Sur le fond, Starflam va encore plus loin dans les directions autrefois empreintées, et en trace de nouvelles, assez surprenantes parfois. Surtout, le groupe opère sur lui-même dès le premier titre, l'assez difficile d'accès Ils ne savent pas, un travail trop rare pour les groupes "à textes", introduit par un Balo survolté, et résumé par l'excellent Seg : "...si tout était à refaire, je referais pareil mais en plus sombre / Ils ne savent pas, malgré les beaux discours que je peux servir, que je ne suis pas toujours sûr de moi, ni de ce à quoi j'aspire". Malgré les apparences, Parade n'est pas un titre classique d'un rap militant, mais poursuit bien dans une autre direction cette réflexion autour de l'"instinct de rebellion plein de contradictions" qui anime tant de personnes ; le refrain rageur repris du chef-d'oeuvre Péril urbain fait place à Balo qui une nouvelle fois clôt le morceau d'un couplet monumental accompagné d'une atmosphère inquiétante, très complexe dans les problèmes qu'il soulève, autour d'un engagement nécessaire mais bourré de désillusions et de contradictions : "J'ai laissé mon utopie dans le fond de mon sac à dos, un anti-mondialiste qui bouffe au Mac Do / Range tes banderoles, range tes calicots, le peuple est impopulaire, mais accepte le statu-quo", ou encore "En dessous des pavés, les sables mouvants / Tu prends la tangente, et tu déchantes dans ce simulacre..."

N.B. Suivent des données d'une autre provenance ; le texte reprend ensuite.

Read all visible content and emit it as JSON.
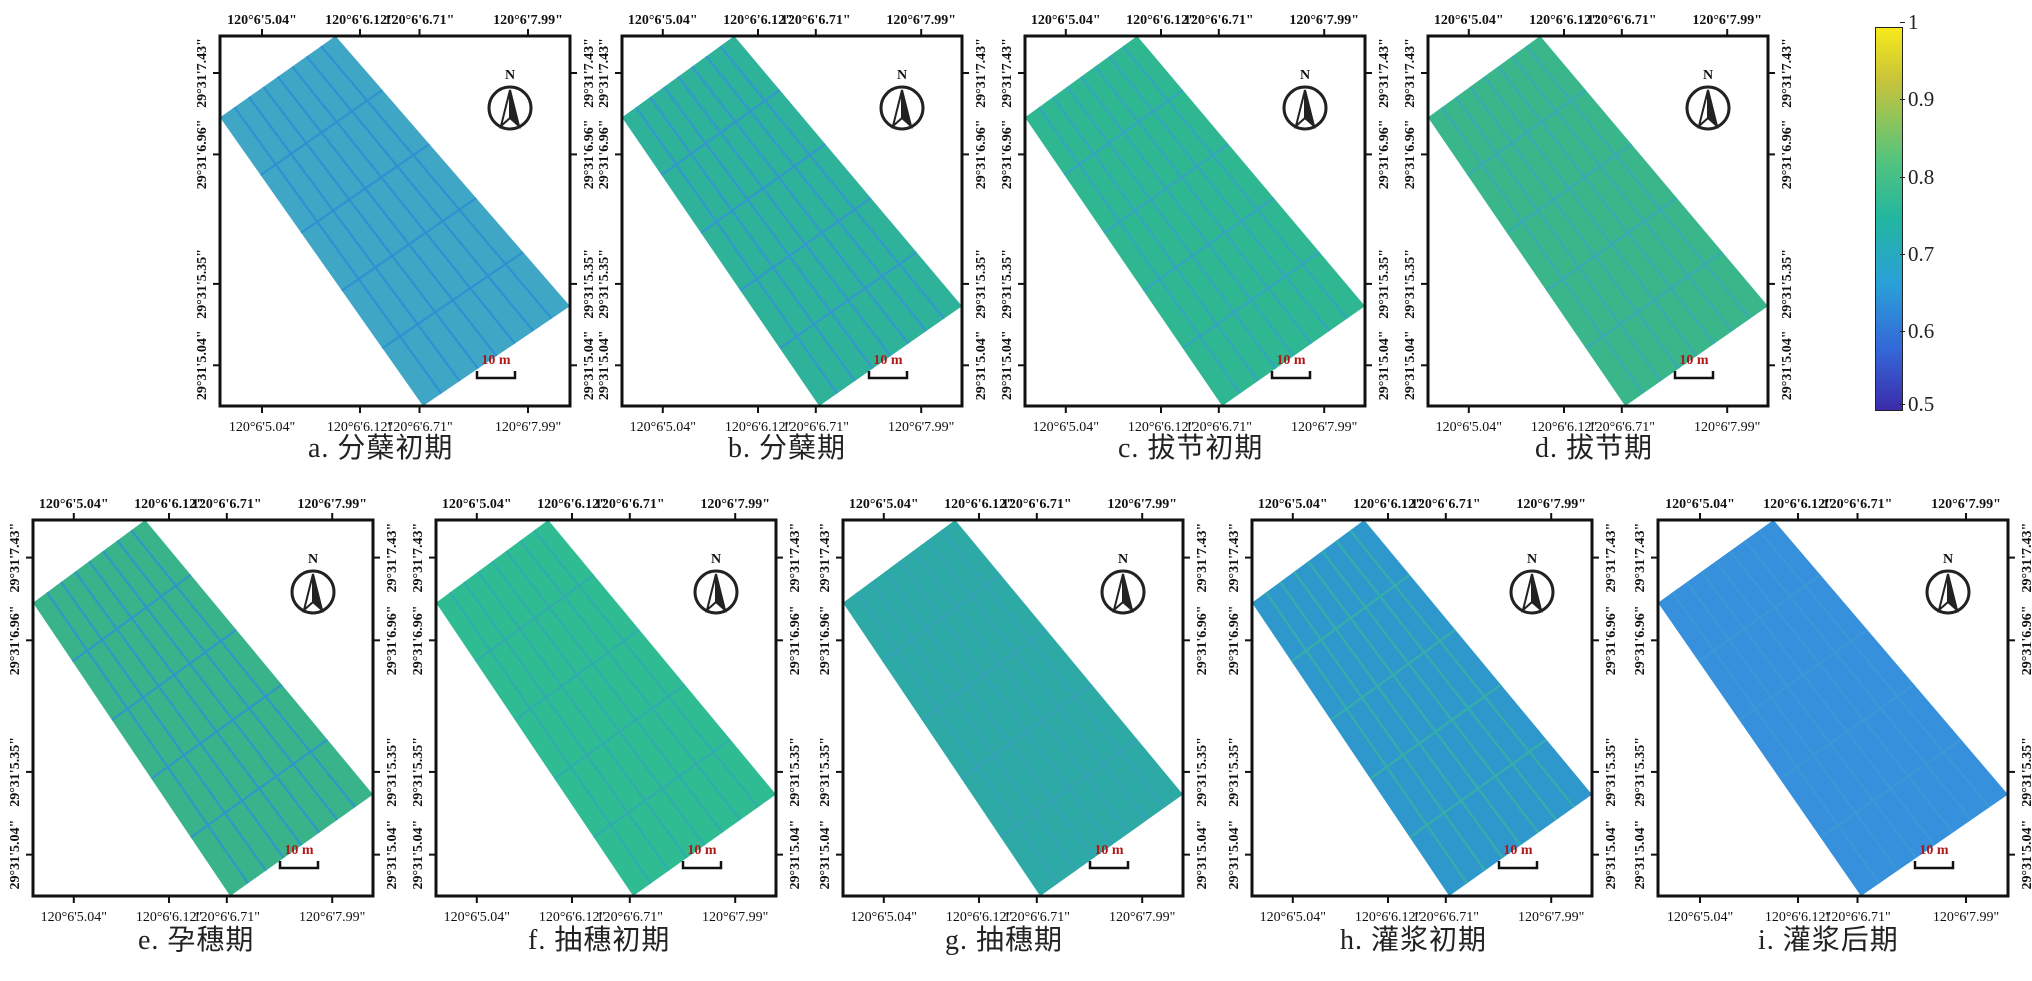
{
  "longitudes": [
    "120°6'5.04\"",
    "120°6'6.12\"",
    "120°6'6.71\"",
    "120°6'7.99\""
  ],
  "latitudes": [
    "29°31'7.43\"",
    "29°31'6.96\"",
    "29°31'5.35\"",
    "29°31'5.04\""
  ],
  "north_label": "N",
  "scale_label": "10 m",
  "icons": [
    "north-arrow-icon",
    "scale-bar-icon"
  ],
  "colorbar": {
    "ticks": [
      "1",
      "0.9",
      "0.8",
      "0.7",
      "0.6",
      "0.5"
    ],
    "min": 0.5,
    "max": 1.0,
    "colors": [
      "#f6e91b",
      "#c7c33a",
      "#57c47c",
      "#22b6a0",
      "#2aa0d8",
      "#3468d8",
      "#3b2caa"
    ]
  },
  "panels": [
    {
      "id": "a",
      "caption": "a. 分蘖初期",
      "fill": "#3fa6c6",
      "line": "#2c8fd4"
    },
    {
      "id": "b",
      "caption": "b. 分蘖期",
      "fill": "#2fb29a",
      "line": "#3394d6"
    },
    {
      "id": "c",
      "caption": "c. 拔节初期",
      "fill": "#2fb792",
      "line": "#36a3c8"
    },
    {
      "id": "d",
      "caption": "d. 拔节期",
      "fill": "#3ab78a",
      "line": "#37a8bd"
    },
    {
      "id": "e",
      "caption": "e. 孕穗期",
      "fill": "#39b38a",
      "line": "#2e94d2"
    },
    {
      "id": "f",
      "caption": "f. 抽穗初期",
      "fill": "#2fbc92",
      "line": "#32aab2"
    },
    {
      "id": "g",
      "caption": "g. 抽穗期",
      "fill": "#2eaaa6",
      "line": "#37a0bc"
    },
    {
      "id": "h",
      "caption": "h. 灌浆初期",
      "fill": "#2e98cd",
      "line": "#37b3a5"
    },
    {
      "id": "i",
      "caption": "i. 灌浆后期",
      "fill": "#3690dc",
      "line": "#3c9ad6"
    }
  ]
}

Chez Starflam, comme toujours, le hip-hop est à l'honneur, bien-sûr, depuis les superbes fresques de Jaba dans le livret jusqu'aux morceaux traitant du rap, dans son histoire et dans l'actualité Starflam, du flash-back de Situe aux freestyles Dans l'empressement, en passant par le "One-Two", freestyle final dans la plus pure tradition.

Starflam surprend autour d'un titre trompeur, Donne-moi de l'amour, qui prend en fait l'allure d'un violent réquisitoire sur fonds de guitares déchaînés et d'un beat lourd, avec un Balo une nouvelle fois remarquable, qui signe un premier couplet d'une rare lucidité : "Mais qui a cru qu'on pouvait t'éduquer en t'enfermant ? Faire cohabiter délinquants et truands, c'est faire monter la rage, malsaine émulation : ton esprit est incarcéré même en plan de réinsertion / Mieux vaut prévenir que guérir en préventive, ton Etat coupable de non-assistance à personnes dangereuses et impulsives...". Pavé enchaîne à merveille, et Balo revient avant une cassure finale qui tranche le morceau et lance une toute nouvelle instru pour un épilogue d'AKRO, dans une douceur soudaine cependant pleine d'inquiètude. Donne-moi de l'amour est une grande réussite.

La plume de Balo, sans doute la plus subtile du rap francophone d'aujourd'hui (à ranger à côté de Hamé de La Rumeur), surprend par son incursion dans des thèmes rares chez Starflam, qui prennent ici une importance nouvelle, dans une mélancolie assez sombre : dans Retour à l'adolescence, A côté de l'essentiel et L'envers du décor, Balo s'illustre le plus, avec des textes très durs et plutôt intimes, tour à tour accompagné d'AK et Pavé. L'omniprésent AK s'illustre en solo sur un Sueur d'alcool superbement composé et touchant ; en duo avec Balo et sur une très bonne prod, il dénigre Monsieur Orange dans un titre moins marquant mais contenant également quelques belles tournures ("La plupart des bandits ont grandi au pays de Candy, vivent un enfer sur terre pour mieux se refaire au paradis").

Mais la cerise sur le gâteau, le titre le plus remarquable de l'album, est sans conteste Vauriens, hymne génial regroupant les cinq MCs dans un rythme survolté, véritable petite merveille. Voilà le genre de morceaux qui va provoquer un raz-de-marée sur scène qui, rappelons-le, reste le domaine de prédilection de la Starflam Tox City Sound Machine...

Malgré certaines faiblesses qui lui empêchent d'avoir une parfaite cohérence, Donne-moi de l'amour demeure donc un très bon disque, à l'image des précédents albums, toujours aussi facile d'écoute, et pouvant ratisser très large, tout en touchant des lieux que rares sont les paroliers et les groupes de rap à atteindre.